The court’s creaking software apart, technology is increasingly playing a larger role in the strategies of litigants in this space. Claimant solicitors can use AI to improve engagement with potential claimants and, in doing so, reduce advertising costs. AI can assist in identifying common characteristics and patterns in claims, helping to establish commonalities at the very outset of the claim. AI is also increasingly significant in the administration of a claim. Defendants meanwhile can use tools to see what is being said on social media about their products by their customers. If defendants spot brewing group actions on social media and organise a recall and/or a compensation scheme, then they can potentially take the heat and value out of the claims. With quantum neutralised, viability and funding of a group action will be in doubt. At the very least, delay can be achieved – see the decision in Hamon & Ors v University College London [2023] EWHC 1812 (KB), where the Court was persuaded to stay a GLO application for eight months to allow UCL’s ADR scheme to be explored, in the face of objections by the students bringing the claim.

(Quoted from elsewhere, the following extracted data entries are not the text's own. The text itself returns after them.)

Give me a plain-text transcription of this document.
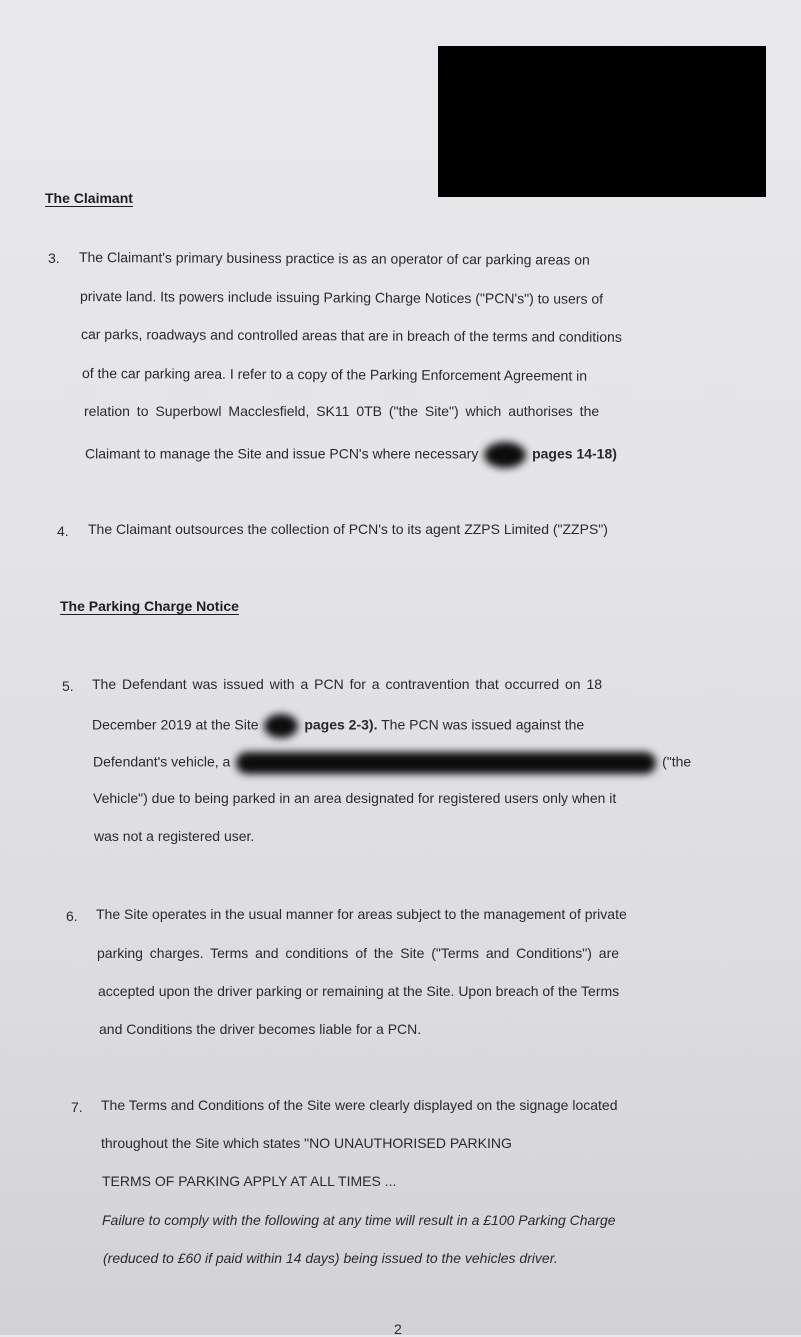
The Claimant
3. The Claimant's primary business practice is as an operator of car parking areas on
private land. Its powers include issuing Parking Charge Notices ("PCN's") to users of
car parks, roadways and controlled areas that are in breach of the terms and conditions
of the car parking area. I refer to a copy of the Parking Enforcement Agreement in
relation to Superbowl Macclesfield, SK11 0TB ("the Site") which authorises the
Claimant to manage the Site and issue PCN's where necessary	pages 14-18)
4. The Claimant outsources the collection of PCN's to its agent ZZPS Limited ("ZZPS")
The Parking Charge Notice
5. The Defendant was issued with a PCN for a contravention that occurred on 18
December 2019 at the Site	pages 2-3). The PCN was issued against the
Defendant's vehicle, a	("the
Vehicle") due to being parked in an area designated for registered users only when it
was not a registered user.
6. The Site operates in the usual manner for areas subject to the management of private
parking charges. Terms and conditions of the Site ("Terms and Conditions") are
accepted upon the driver parking or remaining at the Site. Upon breach of the Terms
and Conditions the driver becomes liable for a PCN.
7. The Terms and Conditions of the Site were clearly displayed on the signage located
throughout the Site which states "NO UNAUTHORISED PARKING
TERMS OF PARKING APPLY AT ALL TIMES ...
Failure to comply with the following at any time will result in a £100 Parking Charge
(reduced to £60 if paid within 14 days) being issued to the vehicles driver.
2
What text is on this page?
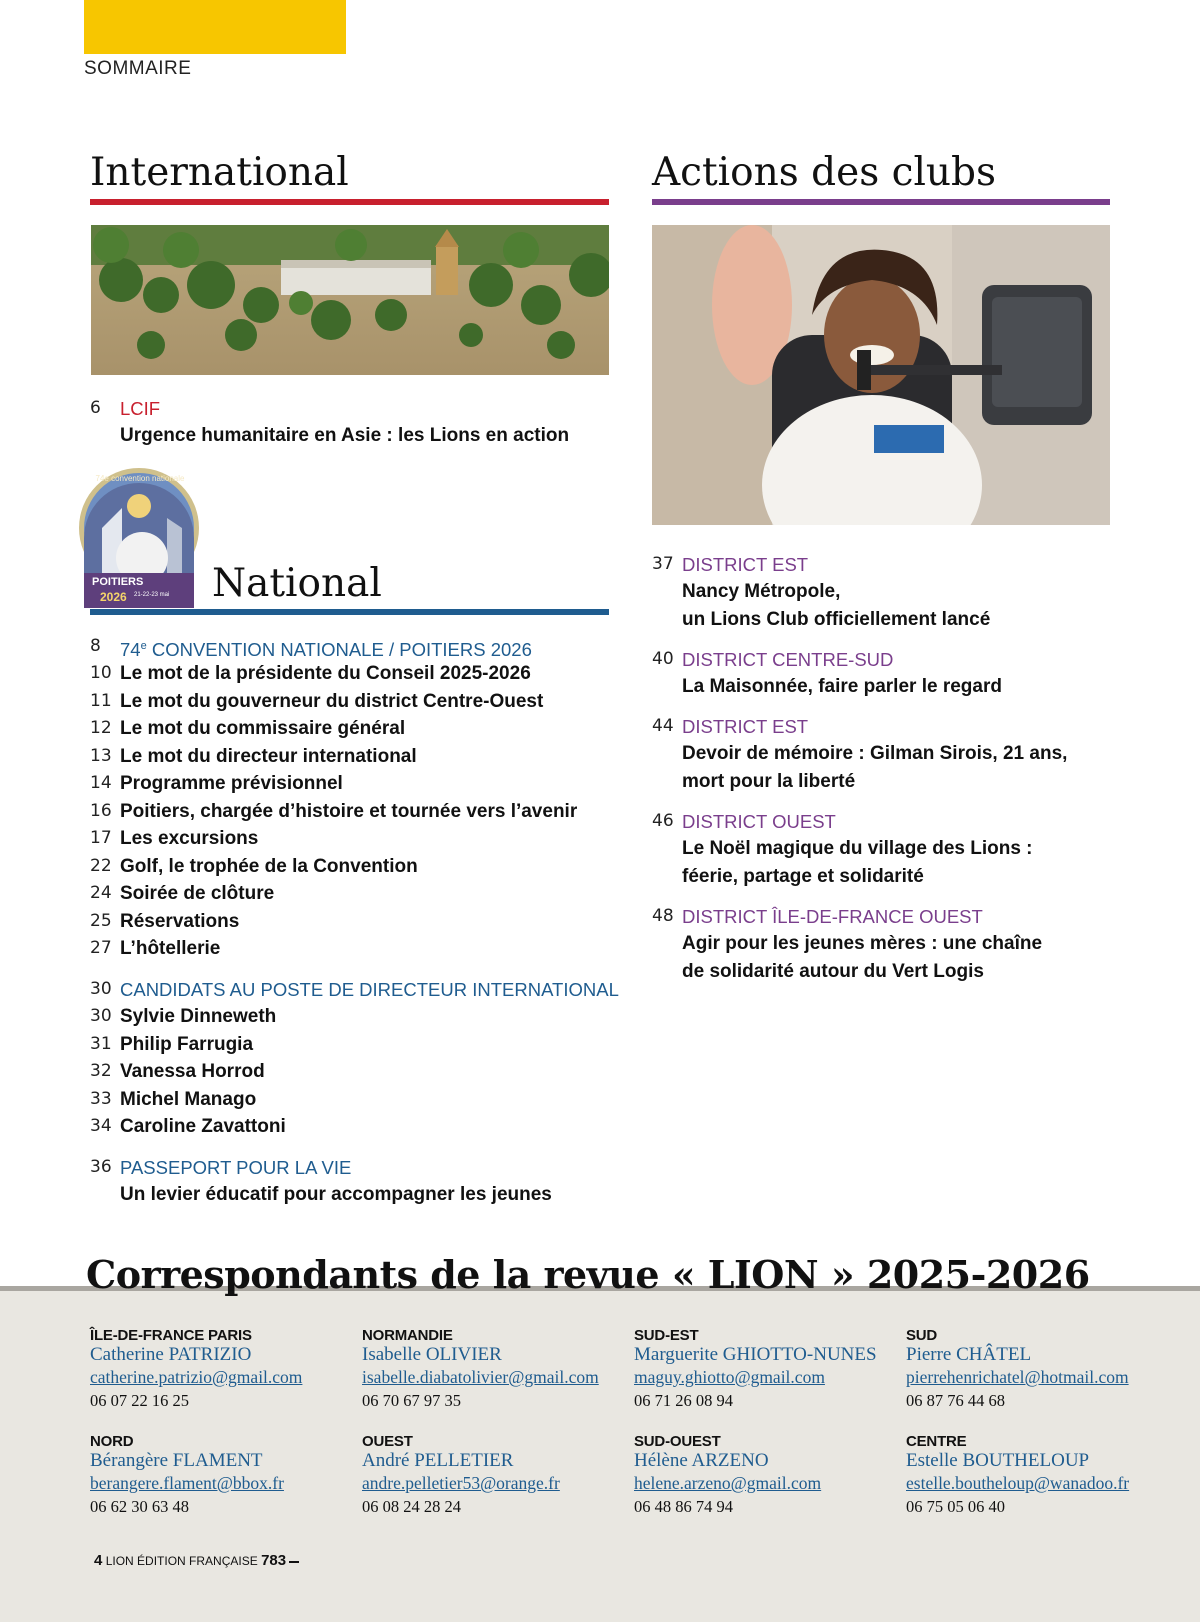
SOMMAIRE
International
6	LCIF
Urgence humanitaire en Asie : les Lions en action
POITIERS
2026 21-22-23 mai
74e convention nationale
National
8	74e CONVENTION NATIONALE / POITIERS 2026
10 Le mot de la présidente du Conseil 2025-2026
11 Le mot du gouverneur du district Centre-Ouest
12 Le mot du commissaire général
13 Le mot du directeur international
14 Programme prévisionnel
16 Poitiers, chargée d’histoire et tournée vers l’avenir
17 Les excursions
22 Golf, le trophée de la Convention
24 Soirée de clôture
25 Réservations
27 L’hôtellerie
30 CANDIDATS AU POSTE DE DIRECTEUR INTERNATIONAL
30 Sylvie Dinneweth
31 Philip Farrugia
32 Vanessa Horrod
33 Michel Manago
34 Caroline Zavattoni
36 PASSEPORT POUR LA VIE
Un levier éducatif pour accompagner les jeunes
Actions des clubs
37 DISTRICT EST
Nancy Métropole,
un Lions Club officiellement lancé
40 DISTRICT CENTRE-SUD
La Maisonnée, faire parler le regard
44 DISTRICT EST
Devoir de mémoire : Gilman Sirois, 21 ans,
mort pour la liberté
46 DISTRICT OUEST
Le Noël magique du village des Lions :
féerie, partage et solidarité
48 DISTRICT ÎLE-DE-FRANCE OUEST
Agir pour les jeunes mères : une chaîne
de solidarité autour du Vert Logis
Correspondants de la revue « LION » 2025-2026
ÎLE-DE-FRANCE PARIS
Catherine PATRIZIO
catherine.patrizio@gmail.com
06 07 22 16 25
NORMANDIE
Isabelle OLIVIER
isabelle.diabatolivier@gmail.com
06 70 67 97 35
SUD-EST
Marguerite GHIOTTO-NUNES
maguy.ghiotto@gmail.com
06 71 26 08 94
SUD
Pierre CHÂTEL
pierrehenrichatel@hotmail.com
06 87 76 44 68
NORD
Bérangère FLAMENT
berangere.flament@bbox.fr
06 62 30 63 48
OUEST
André PELLETIER
andre.pelletier53@orange.fr
06 08 24 28 24
SUD-OUEST
Hélène ARZENO
helene.arzeno@gmail.com
06 48 86 74 94
CENTRE
Estelle BOUTHELOUP
estelle.boutheloup@wanadoo.fr
06 75 05 06 40
4 LION ÉDITION FRANÇAISE 783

Funding of course remains key to major group actions. There was a significant development in this respect when the Supreme Court handed down the “PACCAR” judgment in July 2023 ([2023] UKSC 28). This held that a litigation funding agreement which entitles the funder to recover a percentage of any damages recovered is a damages-based agreement (DBA). This was a significant blow for litigation funders because DBAs are prohibited in opt-out competition class actions. In March 2024, the UK government introduced specific legislation to reverse the “PACCAR” judgment, but this did not make it through before the election. It was announced in August 2024 that the new government will not be legislating on the enforceability of litigation funding agreements until after the Civil Justice Council has completed its review of the sector – and a final CJC report is not expected until summer 2025.